Imaging studies at high redshift are only now beginning to identify some of the absorbers (Prochaska et al. 2002; Møller et al. 2002). At z < 1, where the imaging is easier (an example is reproduced in Figure 3), it appears that DLA galaxies are a very `mixed bag', which includes a relatively high proportion of low surface brightness and low luminosity galaxies (some so faint that they remain undetected in their stellar populations, e.g. Steidel et al. 1997; Bouché et al. 2001), as well as more `normal' spirals (Boissier, Péroux, & Pettini 2002).

Figure 3

Figure 3. (Reproduced from Pettini et al. 2000a). WFPC2 F702W exposure of the field of Q0058+019 (PHL 938). A model point spread function has been subtracted from the QSO image (labelled `Q'), revealing the presence of a galaxy (labelled `G') approximately 1.2 arcseconds to the NE of the QSO position. Given its proximity, this is likely to be the damped Lyalpha absorber at z = 0.61251. Residual excess absorption of a diffraction spike cuts across the galaxy image. When this processing artifact is taken into account, the candidate absorber appears to be a low luminosity (L appeq 1/6 L*) late-type galaxy seen at high inclination, i approx 65°, at a projected separation of 6 h-1 kpc from the QSO sightline.
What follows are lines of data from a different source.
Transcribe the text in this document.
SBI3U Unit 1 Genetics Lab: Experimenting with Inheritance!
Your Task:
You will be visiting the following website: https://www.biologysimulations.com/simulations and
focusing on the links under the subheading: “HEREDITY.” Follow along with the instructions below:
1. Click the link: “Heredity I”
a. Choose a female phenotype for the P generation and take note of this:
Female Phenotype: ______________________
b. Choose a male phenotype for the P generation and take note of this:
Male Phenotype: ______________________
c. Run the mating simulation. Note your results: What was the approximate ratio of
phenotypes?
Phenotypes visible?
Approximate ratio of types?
Much was made in the early 1990s of the apparent correspondence between the neutral gas mass traced by DLAs at high redshift (OmegaDLA h appeq 1.2 × 10-3, when expressed as a fraction of the critical density) and today's luminous stellar mass, leading to suggestions that the former are the material out of which the latter formed (e.g. Lanzetta 1993). However, the apparent decrease in OmegaDLA from z = 3 to 0, upon which this picture was based, has not been confirmed with more recent and more extensive samples (Pettini 2001). As can be seen from Figure 4, current data are consistent with an approximately constant value OmegaDLA over most of the Hubble time, and this includes the most recent estimates of OmegaH I in the local universe from 21cm surveys (Rosenberg & Schneider 2002; not shown in Figure 4). Perhaps DLAs pick out a particular stage in the evolution of galaxies, when their dimensions in high surface density of neutral gas are largest, and it may be the case that different populations of galaxies pass through this stage at different cosmic epochs.

Figure 4

Figure 4. Recent estimates of the mass density of neutral gas traced by damped Lyalpha systems, expressed as a fraction of the critical density. The filled squares are from Rao & Turnshek (2000); the open circles from Storrie-Lombardi & Wolfe (2000) and from Péroux et al. (2002); while the filled circle is from the CORALS survey by Ellison et al. (2001).